Within one week of launching a new appeal, Royal Brompton & Harefield Hospitals Charity has seen an incredible response as a result of their launch event, and an even larger reaction online and on social media, reaching 8,500 people

At the beginning of February this year, the Charity launched an innovative new appeal to better the lives of cystic fibrosis patients.

The condition, for which thousands of patients receive treatment at Royal Brompton Hospital each year, is a genetic disease that affects 10,400 people in UK. It affects the lungs, digestive system and other organs, causing a range of challenging symptoms.

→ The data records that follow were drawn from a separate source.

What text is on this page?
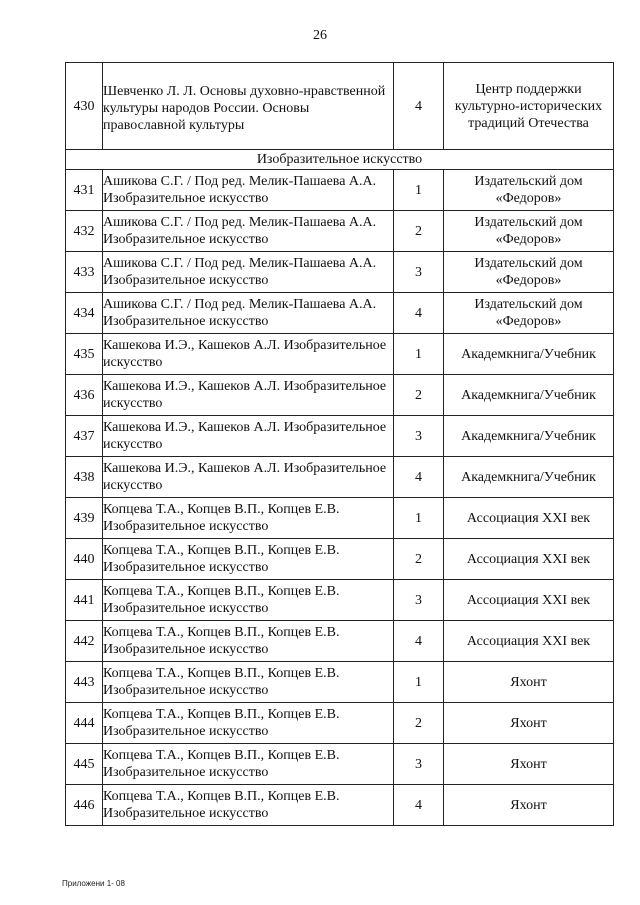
26
430	Шевченко Л. Л. Основы духовно-нравственной культуры народов России. Основы православной культуры	4	Центр поддержки культурно-исторических традиций Отечества
Изобразительное искусство			
431	Ашикова С.Г. / Под ред. Мелик-Пашаева А.А. Изобразительное искусство	1	Издательский дом «Федоров»
432	Ашикова С.Г. / Под ред. Мелик-Пашаева А.А. Изобразительное искусство	2	Издательский дом «Федоров»
433	Ашикова С.Г. / Под ред. Мелик-Пашаева А.А. Изобразительное искусство	3	Издательский дом «Федоров»
434	Ашикова С.Г. / Под ред. Мелик-Пашаева А.А. Изобразительное искусство	4	Издательский дом «Федоров»
435	Кашекова И.Э., Кашеков А.Л. Изобразительное искусство	1	Академкнига/Учебник
436	Кашекова И.Э., Кашеков А.Л. Изобразительное искусство	2	Академкнига/Учебник
437	Кашекова И.Э., Кашеков А.Л. Изобразительное искусство	3	Академкнига/Учебник
438	Кашекова И.Э., Кашеков А.Л. Изобразительное искусство	4	Академкнига/Учебник
439	Копцева Т.А., Копцев В.П., Копцев Е.В. Изобразительное искусство	1	Ассоциация XXI век
440	Копцева Т.А., Копцев В.П., Копцев Е.В. Изобразительное искусство	2	Ассоциация XXI век
441	Копцева Т.А., Копцев В.П., Копцев Е.В. Изобразительное искусство	3	Ассоциация XXI век
442	Копцева Т.А., Копцев В.П., Копцев Е.В. Изобразительное искусство	4	Ассоциация XXI век
443	Копцева Т.А., Копцев В.П., Копцев Е.В. Изобразительное искусство	1	Яхонт
444	Копцева Т.А., Копцев В.П., Копцев Е.В. Изобразительное искусство	2	Яхонт
445	Копцева Т.А., Копцев В.П., Копцев Е.В. Изобразительное искусство	3	Яхонт
446	Копцева Т.А., Копцев В.П., Копцев Е.В. Изобразительное искусство	4	Яхонт
Приложени 1- 08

The journey into hospital can prove hard for these patients, and in some cases make symptoms temporarily worse. The Charity is raising £500,000 to create a digital platform that will allow cystic fibrosis patients to have virtual consultations with their consultants at home.

The appeal was launched at an event at Royal Brompton Hospital attended by donors, staff and relatives of patients with cystic fibrosis. Representatives of NuvoAir, Thriva and Babylon – the companies responsible for creating the home-use kit and digital platform were also present.

The cystic fibrosis team outlined the new platform to visitors, explaining how virtual appointments would work and the impact of patients being able to monitor their health with their own toolkits.

Attendees were invited to try out the equipment themselves, including the chance to try a spirometer, a tool used by the CF team. The kit allows them to monitor lung conditions by measuring how much air a patient can breathe out in one forced breath.

Alex, a cystic fibrosis patient at Royal Brompton hospital spoke at the event, describing his experiences with self-management. Having bought his own self-management equipment last year, Alex could give a practical demonstration of the impact of the new appeal to attendees.

A video posted on social media ahead of the event has received almost 6,000 views since the launch.

In the video, cystic fibrosis patient Jo Acharya shares her personal experience with the condition, and how the journey into hospital takes its toll on her health.

After making the four-hour round trip to Royal Brompton Hospital 18 times in 2017, Jo was keen on stressing the importance and impact of the self-management toolkit. Jo said: “Ironically, when I’m less well, I have to come more often, and each time it’s more exhausting than normal, as I have less energy – the less well I am, the more it affects me.”

“The idea of having the opportunity to do virtual appointments would make it a much easier experience, and I wouldn’t have to spend the next day recovering from it. Monitoring my own health at home using the toolkit, especially my lung function, would allow me to feel more empowered over my health.”